Petitioner landlord owns a town house in which he, his wife, his daughter and his mother-in-law share a small first-floor apartment. The mother-in-law, an elderly woman, lives there because her doctor advised that, for health reasons, she avoid walking upstairs and stay near her family. Landlord wanted to place her in a neighboring, occupied, first-floor apartment. In 1980, he applied to evict tenant, who occupied the chosen apartment, pursuant to Administrative Code of the City of New York § Y51-6.0 (b). Tenant refused to move despite an offer from landlord to place tenant in an apartment a few blocks away, at a rent set by the Rent Control Board. Tenant turned down the apartment because he felt it unsuitable for someone of his "class and social standing”. Tenant has leased his apartment since 1958. The events relevant to this appeal began in 1984.

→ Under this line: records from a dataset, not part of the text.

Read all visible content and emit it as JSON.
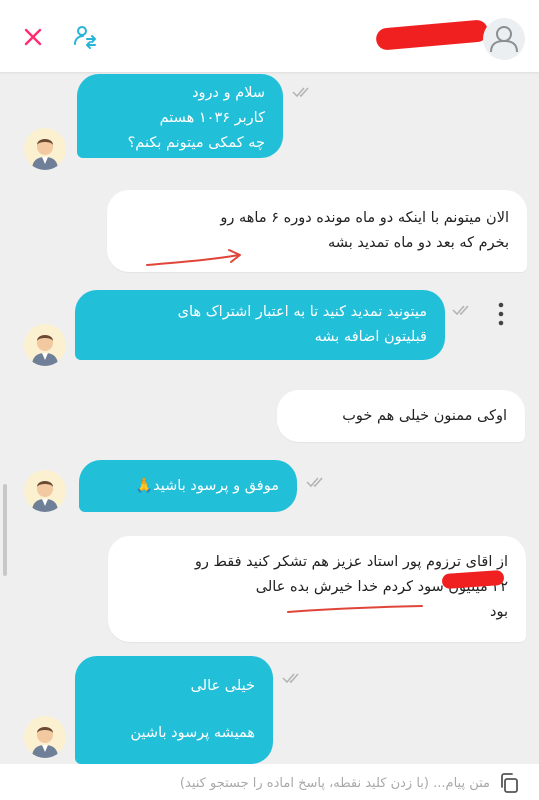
{
  "header": {
    "close_icon": "close-icon",
    "transfer_icon": "user-transfer-icon",
    "avatar_icon": "user-avatar-icon",
    "accent_color": "#ff2d6f",
    "transfer_color": "#26b4d8"
  },
  "messages": [
    {
      "sender": "agent",
      "lines": [
        "سلام و درود",
        "کاربر ۱۰۳۶ هستم",
        "چه کمکی میتونم بکنم؟"
      ]
    },
    {
      "sender": "user",
      "lines": [
        "الان میتونم با اینکه دو ماه مونده دوره ۶ ماهه رو",
        "بخرم که بعد دو ماه تمدید بشه"
      ]
    },
    {
      "sender": "agent",
      "lines": [
        "میتونید تمدید کنید تا به اعتبار اشتراک های",
        "قبلیتون اضافه بشه"
      ]
    },
    {
      "sender": "user",
      "lines": [
        "اوکی ممنون خیلی هم خوب"
      ]
    },
    {
      "sender": "agent",
      "lines": [
        "موفق و پرسود باشید🙏"
      ]
    },
    {
      "sender": "user",
      "lines": [
        "از اقای ترزوم پور استاد عزیز هم تشکر کنید فقط رو",
        "۲۲ میلیون سود کردم خدا خیرش بده عالی",
        "بود"
      ]
    },
    {
      "sender": "agent",
      "lines": [
        "خیلی عالی",
        "همیشه پرسود باشین"
      ]
    }
  ],
  "composer": {
    "placeholder": "متن پیام... (با زدن کلید نقطه، پاسخ آماده را جستجو کنید)"
  },
  "colors": {
    "agent_bubble": "#22bfd9",
    "user_bubble": "#ffffff",
    "background": "#efefef",
    "annotation": "#f02020"
  }
}
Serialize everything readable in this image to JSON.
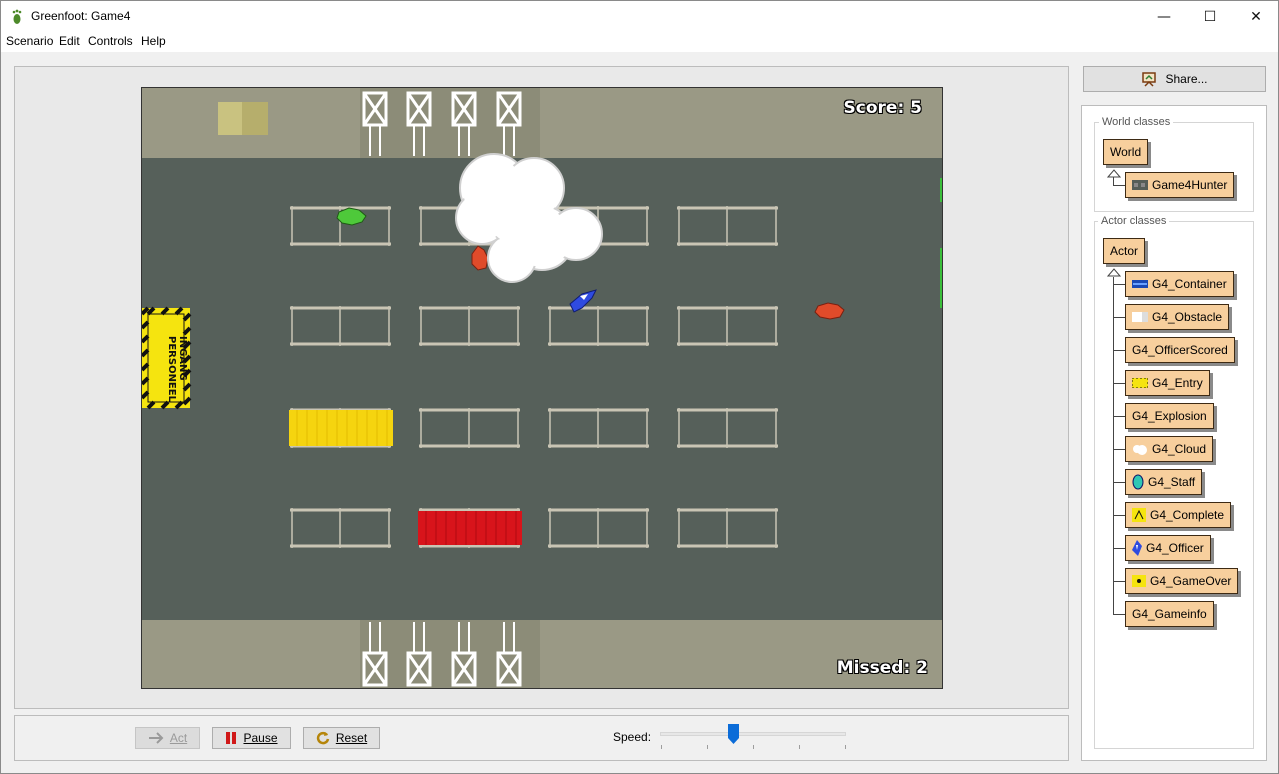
{
  "window": {
    "title": "Greenfoot: Game4",
    "minimize": "—",
    "maximize": "☐",
    "close": "✕"
  },
  "menu": [
    "Scenario",
    "Edit",
    "Controls",
    "Help"
  ],
  "world": {
    "score": "Score: 5",
    "missed": "Missed: 2",
    "entry_sign": "INGANG\nPERSONEEL"
  },
  "controls": {
    "act": "Act",
    "pause": "Pause",
    "reset": "Reset",
    "speed_label": "Speed:",
    "speed_value": 0.4
  },
  "share": {
    "label": "Share..."
  },
  "world_classes": {
    "title": "World classes",
    "items": [
      "World",
      "Game4Hunter"
    ]
  },
  "actor_classes": {
    "title": "Actor classes",
    "root": "Actor",
    "items": [
      "G4_Container",
      "G4_Obstacle",
      "G4_OfficerScored",
      "G4_Entry",
      "G4_Explosion",
      "G4_Cloud",
      "G4_Staff",
      "G4_Complete",
      "G4_Officer",
      "G4_GameOver",
      "G4_Gameinfo"
    ]
  },
  "colors": {
    "class_box": "#f7cf9d",
    "road": "#56605a",
    "sidewalk": "#9a9985",
    "yellow_container": "#f5d40f",
    "red_container": "#d8141b"
  }
}
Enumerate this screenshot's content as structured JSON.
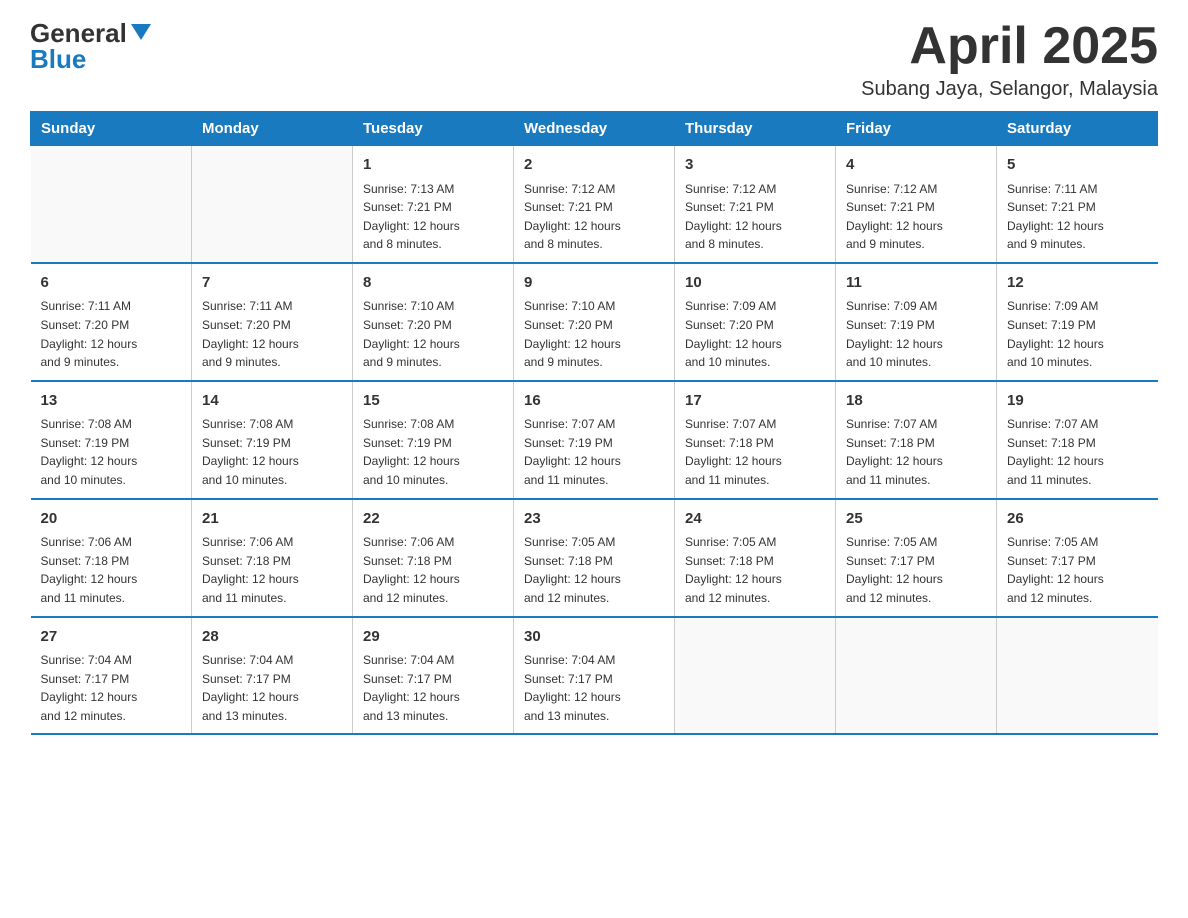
{
  "header": {
    "logo_general": "General",
    "logo_blue": "Blue",
    "month_title": "April 2025",
    "location": "Subang Jaya, Selangor, Malaysia"
  },
  "weekdays": [
    "Sunday",
    "Monday",
    "Tuesday",
    "Wednesday",
    "Thursday",
    "Friday",
    "Saturday"
  ],
  "weeks": [
    [
      {
        "day": "",
        "info": ""
      },
      {
        "day": "",
        "info": ""
      },
      {
        "day": "1",
        "info": "Sunrise: 7:13 AM\nSunset: 7:21 PM\nDaylight: 12 hours\nand 8 minutes."
      },
      {
        "day": "2",
        "info": "Sunrise: 7:12 AM\nSunset: 7:21 PM\nDaylight: 12 hours\nand 8 minutes."
      },
      {
        "day": "3",
        "info": "Sunrise: 7:12 AM\nSunset: 7:21 PM\nDaylight: 12 hours\nand 8 minutes."
      },
      {
        "day": "4",
        "info": "Sunrise: 7:12 AM\nSunset: 7:21 PM\nDaylight: 12 hours\nand 9 minutes."
      },
      {
        "day": "5",
        "info": "Sunrise: 7:11 AM\nSunset: 7:21 PM\nDaylight: 12 hours\nand 9 minutes."
      }
    ],
    [
      {
        "day": "6",
        "info": "Sunrise: 7:11 AM\nSunset: 7:20 PM\nDaylight: 12 hours\nand 9 minutes."
      },
      {
        "day": "7",
        "info": "Sunrise: 7:11 AM\nSunset: 7:20 PM\nDaylight: 12 hours\nand 9 minutes."
      },
      {
        "day": "8",
        "info": "Sunrise: 7:10 AM\nSunset: 7:20 PM\nDaylight: 12 hours\nand 9 minutes."
      },
      {
        "day": "9",
        "info": "Sunrise: 7:10 AM\nSunset: 7:20 PM\nDaylight: 12 hours\nand 9 minutes."
      },
      {
        "day": "10",
        "info": "Sunrise: 7:09 AM\nSunset: 7:20 PM\nDaylight: 12 hours\nand 10 minutes."
      },
      {
        "day": "11",
        "info": "Sunrise: 7:09 AM\nSunset: 7:19 PM\nDaylight: 12 hours\nand 10 minutes."
      },
      {
        "day": "12",
        "info": "Sunrise: 7:09 AM\nSunset: 7:19 PM\nDaylight: 12 hours\nand 10 minutes."
      }
    ],
    [
      {
        "day": "13",
        "info": "Sunrise: 7:08 AM\nSunset: 7:19 PM\nDaylight: 12 hours\nand 10 minutes."
      },
      {
        "day": "14",
        "info": "Sunrise: 7:08 AM\nSunset: 7:19 PM\nDaylight: 12 hours\nand 10 minutes."
      },
      {
        "day": "15",
        "info": "Sunrise: 7:08 AM\nSunset: 7:19 PM\nDaylight: 12 hours\nand 10 minutes."
      },
      {
        "day": "16",
        "info": "Sunrise: 7:07 AM\nSunset: 7:19 PM\nDaylight: 12 hours\nand 11 minutes."
      },
      {
        "day": "17",
        "info": "Sunrise: 7:07 AM\nSunset: 7:18 PM\nDaylight: 12 hours\nand 11 minutes."
      },
      {
        "day": "18",
        "info": "Sunrise: 7:07 AM\nSunset: 7:18 PM\nDaylight: 12 hours\nand 11 minutes."
      },
      {
        "day": "19",
        "info": "Sunrise: 7:07 AM\nSunset: 7:18 PM\nDaylight: 12 hours\nand 11 minutes."
      }
    ],
    [
      {
        "day": "20",
        "info": "Sunrise: 7:06 AM\nSunset: 7:18 PM\nDaylight: 12 hours\nand 11 minutes."
      },
      {
        "day": "21",
        "info": "Sunrise: 7:06 AM\nSunset: 7:18 PM\nDaylight: 12 hours\nand 11 minutes."
      },
      {
        "day": "22",
        "info": "Sunrise: 7:06 AM\nSunset: 7:18 PM\nDaylight: 12 hours\nand 12 minutes."
      },
      {
        "day": "23",
        "info": "Sunrise: 7:05 AM\nSunset: 7:18 PM\nDaylight: 12 hours\nand 12 minutes."
      },
      {
        "day": "24",
        "info": "Sunrise: 7:05 AM\nSunset: 7:18 PM\nDaylight: 12 hours\nand 12 minutes."
      },
      {
        "day": "25",
        "info": "Sunrise: 7:05 AM\nSunset: 7:17 PM\nDaylight: 12 hours\nand 12 minutes."
      },
      {
        "day": "26",
        "info": "Sunrise: 7:05 AM\nSunset: 7:17 PM\nDaylight: 12 hours\nand 12 minutes."
      }
    ],
    [
      {
        "day": "27",
        "info": "Sunrise: 7:04 AM\nSunset: 7:17 PM\nDaylight: 12 hours\nand 12 minutes."
      },
      {
        "day": "28",
        "info": "Sunrise: 7:04 AM\nSunset: 7:17 PM\nDaylight: 12 hours\nand 13 minutes."
      },
      {
        "day": "29",
        "info": "Sunrise: 7:04 AM\nSunset: 7:17 PM\nDaylight: 12 hours\nand 13 minutes."
      },
      {
        "day": "30",
        "info": "Sunrise: 7:04 AM\nSunset: 7:17 PM\nDaylight: 12 hours\nand 13 minutes."
      },
      {
        "day": "",
        "info": ""
      },
      {
        "day": "",
        "info": ""
      },
      {
        "day": "",
        "info": ""
      }
    ]
  ]
}
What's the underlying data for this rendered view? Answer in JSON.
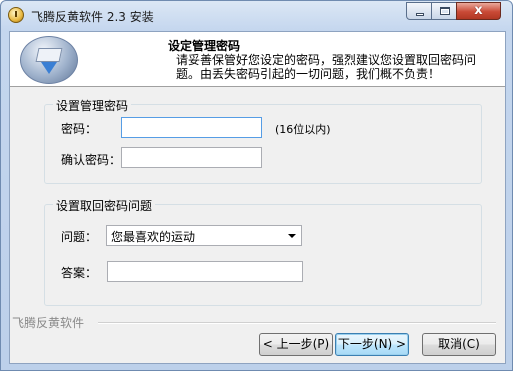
{
  "window": {
    "title": "飞腾反黄软件 2.3 安装",
    "close_glyph": "x"
  },
  "header": {
    "title": "设定管理密码",
    "description": "请妥善保管好您设定的密码，强烈建议您设置取回密码问题。由丢失密码引起的一切问题，我们概不负责！"
  },
  "password_group": {
    "legend": "设置管理密码",
    "password_label": "密码：",
    "password_value": "",
    "password_hint": "(16位以内)",
    "confirm_label": "确认密码：",
    "confirm_value": ""
  },
  "recovery_group": {
    "legend": "设置取回密码问题",
    "question_label": "问题：",
    "question_selected": "您最喜欢的运动",
    "answer_label": "答案：",
    "answer_value": ""
  },
  "footer": {
    "brand": "飞腾反黄软件",
    "back_button": "< 上一步(P)",
    "next_button": "下一步(N) >",
    "cancel_button": "取消(C)"
  },
  "icons": {
    "app": "installer-app-icon",
    "logo": "disk-download-icon",
    "minimize": "minimize-icon",
    "maximize": "maximize-icon",
    "close": "close-icon",
    "dropdown": "chevron-down-icon"
  }
}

In February 1984, the Rent Control Division found landlord acted in good faith in attempting to evict tenant and issued an order granting certificate of eviction. While tenant’s appeal to *409the Supreme Court was pending, New York Laws of 1984 (ch 234) passed, effective immediately, amending Administrative Code of the City of New York § Y51-6.0 (b) (1). The amendment limited a landlord’s right to gain possession of an apartment for his or a family member’s use "where a member of the household lawfully occupying the housing accommodation is sixty-two years of age or older, has been a tenant in a housing accommodation in that building for twenty years or more, or has an impairment” (Administrative Code of City of New York § Y51-6.0 [b] [1]). The Supreme Court remitted the case to the Office of Rent Administration. That office determined tenant had resided in the premises for more than 20 years and vacated the certificate of eviction. The Supreme Court dismissed landlord’s article 78 petition. Landlord appeals that decision.

The legislative history of the amendment reflects the lawmakers’ concern over the financial burden on elderly people and physical burden on the disabled who are forced to leave an apartment, even if the landlord can establish a good-faith basis. Tenant is neither elderly nor disabled. In addition, the record is replete with proof that tenant regularly sublet the premises, frequently makes extended visits abroad and owns a house in Europe, all of which raises a question of whether he is a bona fide tenant. Neither the court below nor the Office of Rent Administration looked into that question.

In light of the above, we remand the matter to the Office of Rent Administration to determine if respondent is a bona fide 20-year tenant entitled to the protection of the amended law. Concur—Kupferman, J. P., Sullivan and Carro, JJ.